$f(f(x)) = 1 + x^2$, then what is f(1)?

Question

I get $f(f(a)) = a^2 + 1 = f(f(-a))$, and so $f(a)^2 + 1 = f(a^2 + 1) = f(-a)^2 + 1$, so $f(a) = f(-a)$ or $f(a) = -f(-a)$, but then I donot know what to do next.
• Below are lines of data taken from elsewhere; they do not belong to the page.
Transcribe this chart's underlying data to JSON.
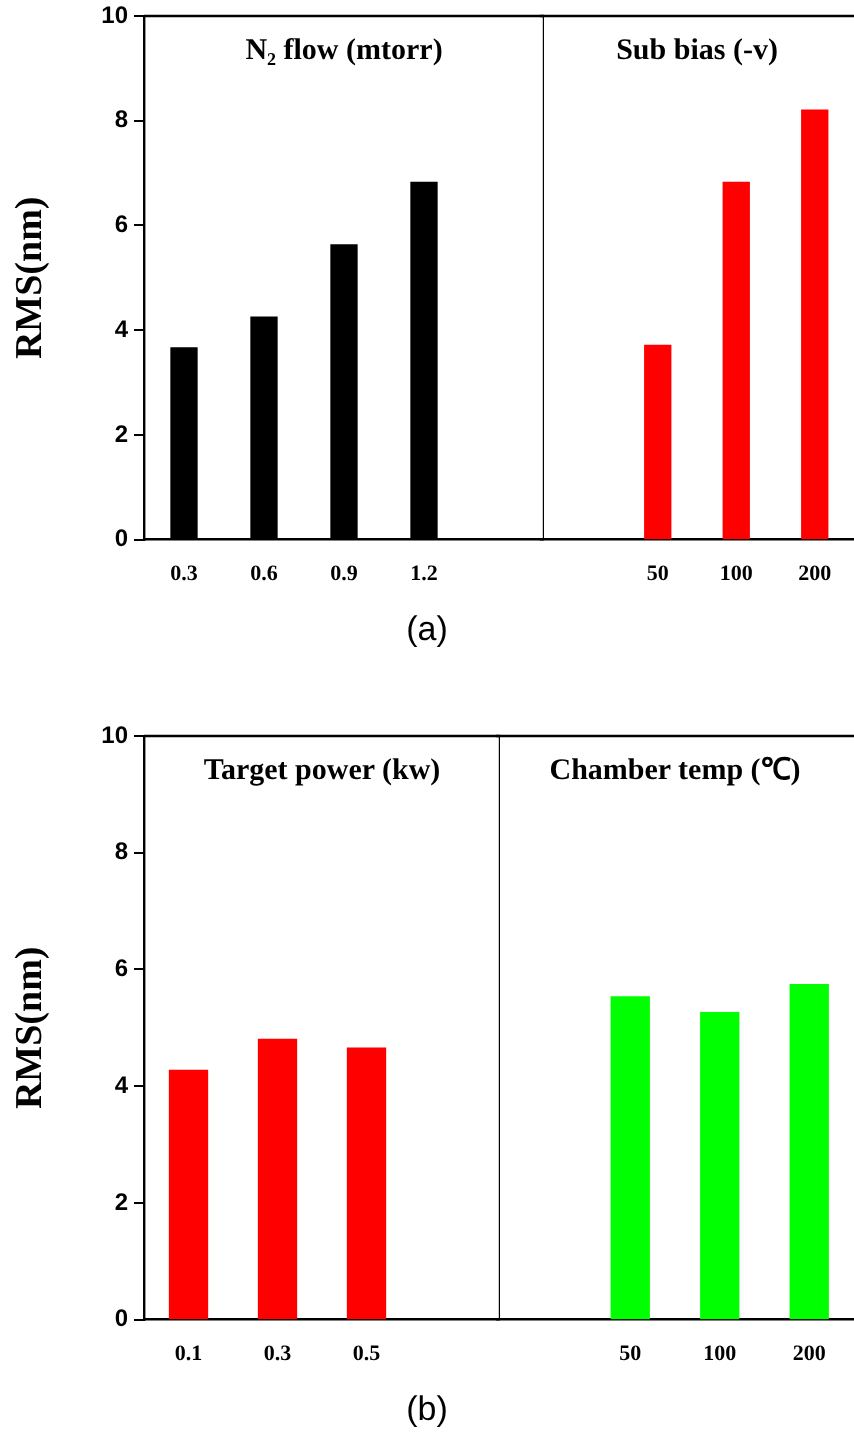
{
  "chart_data": [
    {
      "type": "bar",
      "title": "N₂ flow (mtorr)",
      "ylabel": "RMS(nm)",
      "categories": [
        "0.3",
        "0.6",
        "0.9",
        "1.2",
        null
      ],
      "values": [
        3.66,
        4.25,
        5.63,
        6.82,
        null
      ],
      "color": "#000000",
      "ylim": [
        0,
        10
      ],
      "yticks": [
        0,
        2,
        4,
        6,
        8,
        10
      ],
      "grid": false,
      "legend": false,
      "annotations": [
        "(a)"
      ]
    },
    {
      "type": "bar",
      "title": "Sub bias (-v)",
      "categories": [
        null,
        "50",
        "100",
        "200"
      ],
      "values": [
        null,
        3.71,
        6.82,
        8.2
      ],
      "color": "#ff0000",
      "ylim": [
        0,
        10
      ],
      "yticks": [
        0,
        2,
        4,
        6,
        8,
        10
      ],
      "tick_labels": "x",
      "grid": false,
      "legend": false
    },
    {
      "type": "bar",
      "title": "Target power (kw)",
      "ylabel": "RMS(nm)",
      "categories": [
        "0.1",
        "0.3",
        "0.5",
        null
      ],
      "values": [
        4.27,
        4.8,
        4.65,
        null
      ],
      "color": "#ff0000",
      "ylim": [
        0,
        10
      ],
      "yticks": [
        0,
        2,
        4,
        6,
        8,
        10
      ],
      "grid": false,
      "legend": false,
      "annotations": [
        "(b)"
      ]
    },
    {
      "type": "bar",
      "title": "Chamber temp (℃)",
      "categories": [
        null,
        "50",
        "100",
        "200"
      ],
      "values": [
        null,
        5.53,
        5.26,
        5.74
      ],
      "color": "#00ff00",
      "ylim": [
        0,
        10
      ],
      "yticks": [
        0,
        2,
        4,
        6,
        8,
        10
      ],
      "tick_labels": "x",
      "grid": false,
      "legend": false
    }
  ]
}
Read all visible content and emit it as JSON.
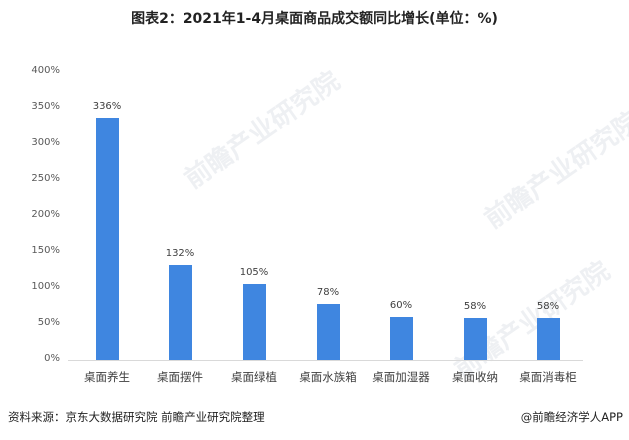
{
  "title": "图表2：2021年1-4月桌面商品成交额同比增长(单位：%)",
  "chart_data": {
    "type": "bar",
    "title": "图表2：2021年1-4月桌面商品成交额同比增长(单位：%)",
    "xlabel": "",
    "ylabel": "",
    "ylim": [
      0,
      400
    ],
    "yticks": [
      "0%",
      "50%",
      "100%",
      "150%",
      "200%",
      "250%",
      "300%",
      "350%",
      "400%"
    ],
    "categories": [
      "桌面养生",
      "桌面摆件",
      "桌面绿植",
      "桌面水族箱",
      "桌面加湿器",
      "桌面收纳",
      "桌面消毒柜"
    ],
    "values": [
      336,
      132,
      105,
      78,
      60,
      58,
      58
    ],
    "data_labels": [
      "336%",
      "132%",
      "105%",
      "78%",
      "60%",
      "58%",
      "58%"
    ],
    "bar_color": "#3f86e0",
    "grid": false,
    "legend": null
  },
  "footer": {
    "source": "资料来源：京东大数据研究院 前瞻产业研究院整理",
    "credit": "@前瞻经济学人APP"
  },
  "watermark": "前瞻产业研究院"
}
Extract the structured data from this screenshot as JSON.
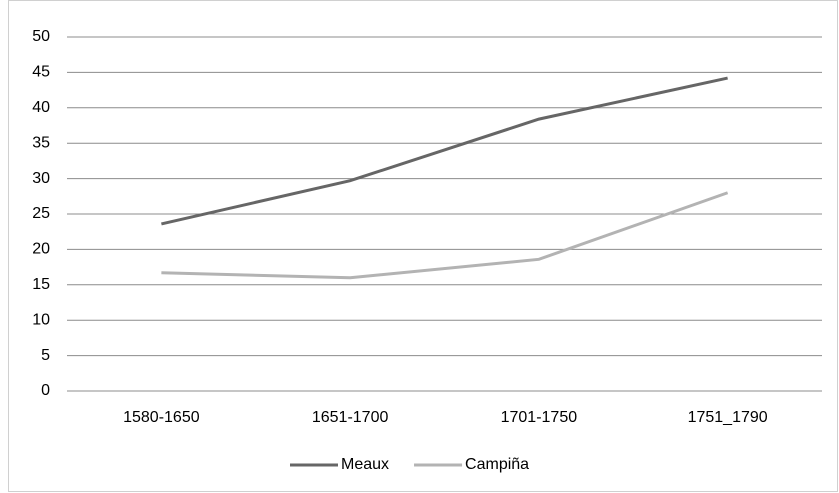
{
  "chart_data": {
    "type": "line",
    "categories": [
      "1580-1650",
      "1651-1700",
      "1701-1750",
      "1751_1790"
    ],
    "series": [
      {
        "name": "Meaux",
        "color": "#666666",
        "values": [
          23.6,
          29.7,
          38.4,
          44.2
        ]
      },
      {
        "name": "Campiña",
        "color": "#b3b3b3",
        "values": [
          16.7,
          16.0,
          18.6,
          28.0
        ]
      }
    ],
    "ylim": [
      0,
      50
    ],
    "yticks": [
      0,
      5,
      10,
      15,
      20,
      25,
      30,
      35,
      40,
      45,
      50
    ],
    "grid": true,
    "legend": "bottom"
  }
}
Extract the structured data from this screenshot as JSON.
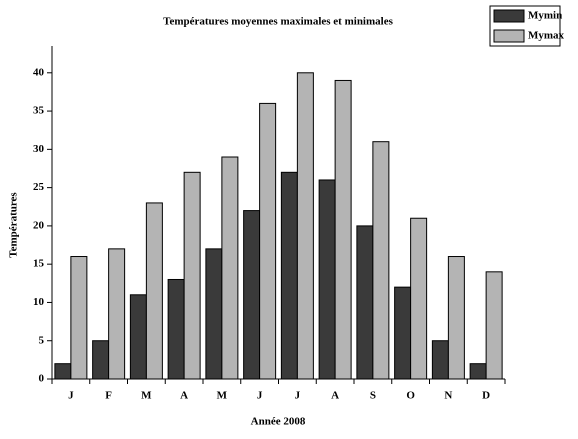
{
  "chart_data": {
    "type": "bar",
    "title": "Températures moyennes maximales et minimales",
    "x_label": "Année 2008",
    "y_label": "Températures",
    "categories": [
      "J",
      "F",
      "M",
      "A",
      "M",
      "J",
      "J",
      "A",
      "S",
      "O",
      "N",
      "D"
    ],
    "series": [
      {
        "name": "Mymin",
        "color": "#3a3a3a",
        "values": [
          2,
          5,
          11,
          13,
          17,
          22,
          27,
          26,
          20,
          12,
          5,
          2
        ]
      },
      {
        "name": "Mymax",
        "color": "#b4b4b4",
        "values": [
          16,
          17,
          23,
          27,
          29,
          36,
          40,
          39,
          31,
          21,
          16,
          14
        ]
      }
    ],
    "ylim": [
      0,
      43.5
    ],
    "yticks": [
      0,
      5,
      10,
      15,
      20,
      25,
      30,
      35,
      40
    ],
    "grid": false,
    "legend": "top-right"
  }
}
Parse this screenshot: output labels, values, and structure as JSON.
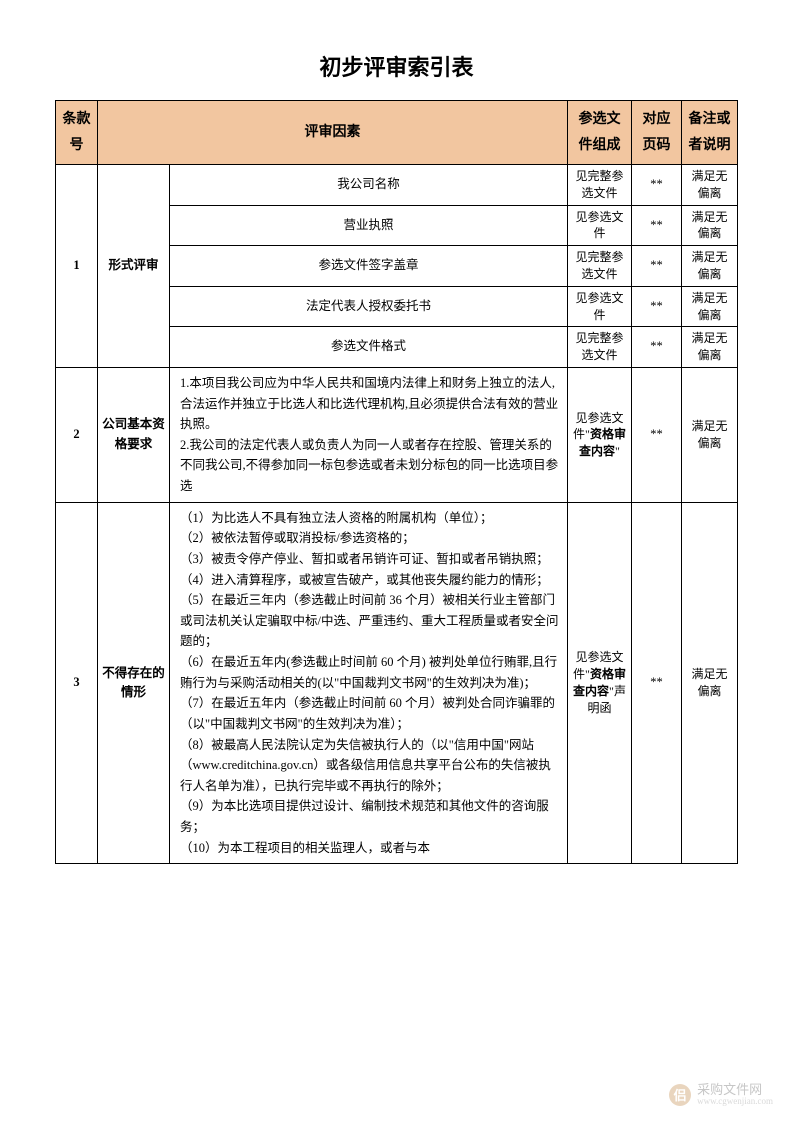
{
  "title": "初步评审索引表",
  "headers": {
    "num": "条款号",
    "factor": "评审因素",
    "comp": "参选文件组成",
    "page": "对应页码",
    "note": "备注或者说明"
  },
  "row1": {
    "num": "1",
    "cat": "形式评审",
    "items": [
      {
        "factor": "我公司名称",
        "comp": "见完整参选文件",
        "page": "**",
        "note": "满足无偏离"
      },
      {
        "factor": "营业执照",
        "comp": "见参选文件",
        "page": "**",
        "note": "满足无偏离"
      },
      {
        "factor": "参选文件签字盖章",
        "comp": "见完整参选文件",
        "page": "**",
        "note": "满足无偏离"
      },
      {
        "factor": "法定代表人授权委托书",
        "comp": "见参选文件",
        "page": "**",
        "note": "满足无偏离"
      },
      {
        "factor": "参选文件格式",
        "comp": "见完整参选文件",
        "page": "**",
        "note": "满足无偏离"
      }
    ]
  },
  "row2": {
    "num": "2",
    "cat": "公司基本资格要求",
    "desc": "1.本项目我公司应为中华人民共和国境内法律上和财务上独立的法人,合法运作并独立于比选人和比选代理机构,且必须提供合法有效的营业执照。\n2.我公司的法定代表人或负责人为同一人或者存在控股、管理关系的不同我公司,不得参加同一标包参选或者未划分标包的同一比选项目参选",
    "comp_pre": "见参选文件\"",
    "comp_bold": "资格审查内容",
    "comp_suf": "\"",
    "page": "**",
    "note": "满足无偏离"
  },
  "row3": {
    "num": "3",
    "cat": "不得存在的情形",
    "desc": "（1）为比选人不具有独立法人资格的附属机构（单位）；\n（2）被依法暂停或取消投标/参选资格的；\n（3）被责令停产停业、暂扣或者吊销许可证、暂扣或者吊销执照；\n（4）进入清算程序，或被宣告破产，或其他丧失履约能力的情形；\n（5）在最近三年内（参选截止时间前 36 个月）被相关行业主管部门或司法机关认定骗取中标/中选、严重违约、重大工程质量或者安全问题的；\n（6）在最近五年内(参选截止时间前 60 个月) 被判处单位行贿罪,且行贿行为与采购活动相关的(以\"中国裁判文书网\"的生效判决为准)；\n（7）在最近五年内（参选截止时间前 60 个月）被判处合同诈骗罪的（以\"中国裁判文书网\"的生效判决为准）；\n（8）被最高人民法院认定为失信被执行人的（以\"信用中国\"网站\n（www.creditchina.gov.cn）或各级信用信息共享平台公布的失信被执行人名单为准），已执行完毕或不再执行的除外；\n（9）为本比选项目提供过设计、编制技术规范和其他文件的咨询服务；\n（10）为本工程项目的相关监理人，或者与本",
    "comp_pre": "见参选文件\"",
    "comp_bold": "资格审查内容",
    "comp_suf": "\"声明函",
    "page": "**",
    "note": "满足无偏离"
  },
  "watermark": {
    "text1": "采购文件网",
    "text2": "www.cgwenjian.com"
  },
  "colors": {
    "header_bg": "#f2c6a0",
    "border": "#000000",
    "text": "#000000",
    "wm_icon_bg": "#d8b48a",
    "wm_text": "#999999"
  }
}
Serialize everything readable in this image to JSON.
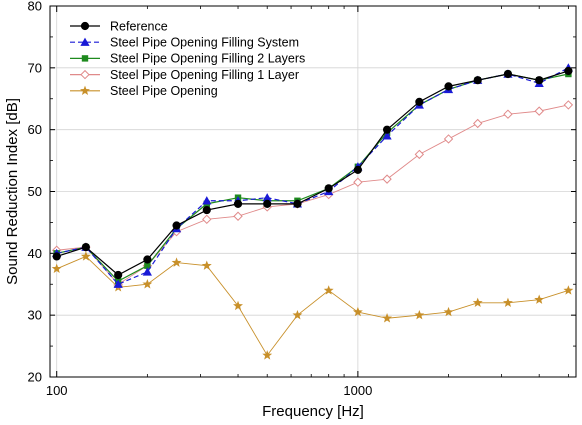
{
  "chart_data": {
    "type": "line",
    "xlabel": "Frequency [Hz]",
    "ylabel": "Sound Reduction Index [dB]",
    "x_scale": "log",
    "xlim": [
      95,
      5300
    ],
    "ylim": [
      20,
      80
    ],
    "yticks": [
      20,
      30,
      40,
      50,
      60,
      70,
      80
    ],
    "xticks": [
      100,
      1000
    ],
    "grid": true,
    "legend_position": "top-left",
    "x": [
      100,
      125,
      160,
      200,
      250,
      315,
      400,
      500,
      630,
      800,
      1000,
      1250,
      1600,
      2000,
      2500,
      3150,
      4000,
      5000
    ],
    "series": [
      {
        "name": "Reference",
        "color": "#000000",
        "dash": "solid",
        "marker": "circle",
        "values": [
          39.5,
          41,
          36.5,
          39,
          44.5,
          47,
          48,
          48,
          48,
          50.5,
          53.5,
          60,
          64.5,
          67,
          68,
          69,
          68,
          69.5
        ]
      },
      {
        "name": "Steel Pipe Opening Filling System",
        "color": "#1a1ad6",
        "dash": "dash",
        "marker": "triangle",
        "values": [
          40,
          41,
          35,
          37,
          44,
          48.5,
          48.5,
          49,
          48,
          50,
          54,
          59,
          64,
          66.5,
          68,
          69,
          67.5,
          70
        ]
      },
      {
        "name": "Steel Pipe Opening Filling 2 Layers",
        "color": "#1e8a1e",
        "dash": "solid",
        "marker": "square",
        "values": [
          40,
          41,
          35.5,
          38,
          44,
          48,
          49,
          48.5,
          48.5,
          50.5,
          54,
          59.5,
          64,
          66.5,
          68,
          69,
          68,
          69
        ]
      },
      {
        "name": "Steel Pipe Opening Filling 1 Layer",
        "color": "#e08a8a",
        "dash": "solid",
        "marker": "diamond",
        "values": [
          40.5,
          41,
          35,
          38,
          43.5,
          45.5,
          46,
          47.5,
          48,
          49.5,
          51.5,
          52,
          56,
          58.5,
          61,
          62.5,
          63,
          64
        ]
      },
      {
        "name": "Steel Pipe Opening",
        "color": "#c8902a",
        "dash": "solid",
        "marker": "star",
        "values": [
          37.5,
          39.5,
          34.5,
          35,
          38.5,
          38,
          31.5,
          23.5,
          30,
          34,
          30.5,
          29.5,
          30,
          30.5,
          32,
          32,
          32.5,
          34
        ]
      }
    ]
  }
}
Thanks for any help.

Answer 1

A piece of information is still required

$f(f(x)) = 1+x^2$

Let's say $y = f(x)$ is the function, then $y = g(x)$ is the inverse function

$f(x) = g(1+x^2)$, $f(1) = g(2)$

$f(f(x)) = 1+x^2 = f(f(-x))$ $f(f(x)) = f(f(-x))$ Therefore $f(x) = f(-x)$ $f(x)$ is a even function

$f(f(x)) = 1+x^2$, say $x → g(x)$

$f(x) = 1+g(x)^2$, $f(1) = 1+g(1)^2$

$1+g(x)^2 = g(1+x^2)$

Say $x → f(x)$ $1+x^2 = g(1+f(x)^2)$, $f(1+x^2) = 1+f(x)^2$

$f(x) = $

$1+f(x)^2 = f(1+x^2)$

I can't find $f(1)$ unless I knew $f(n)$

$f(1+x^2) = 1+f(x)^2$, Remember $f(x) = 1+g(x)^2$

$f(1+x^2) = 1+(g(x)^2+1)^2$, $f(1+x^2) = g(x)^4+2*g(x)^2+2$

Recall $f(x) = g(1+x^2)$, say $1+x^2→x$ $g(x) = f(\sqrt(x-1))$

$f(1+x^2) = f(\sqrt(x-1))^4+2*f(\sqrt(x-1))^2+2$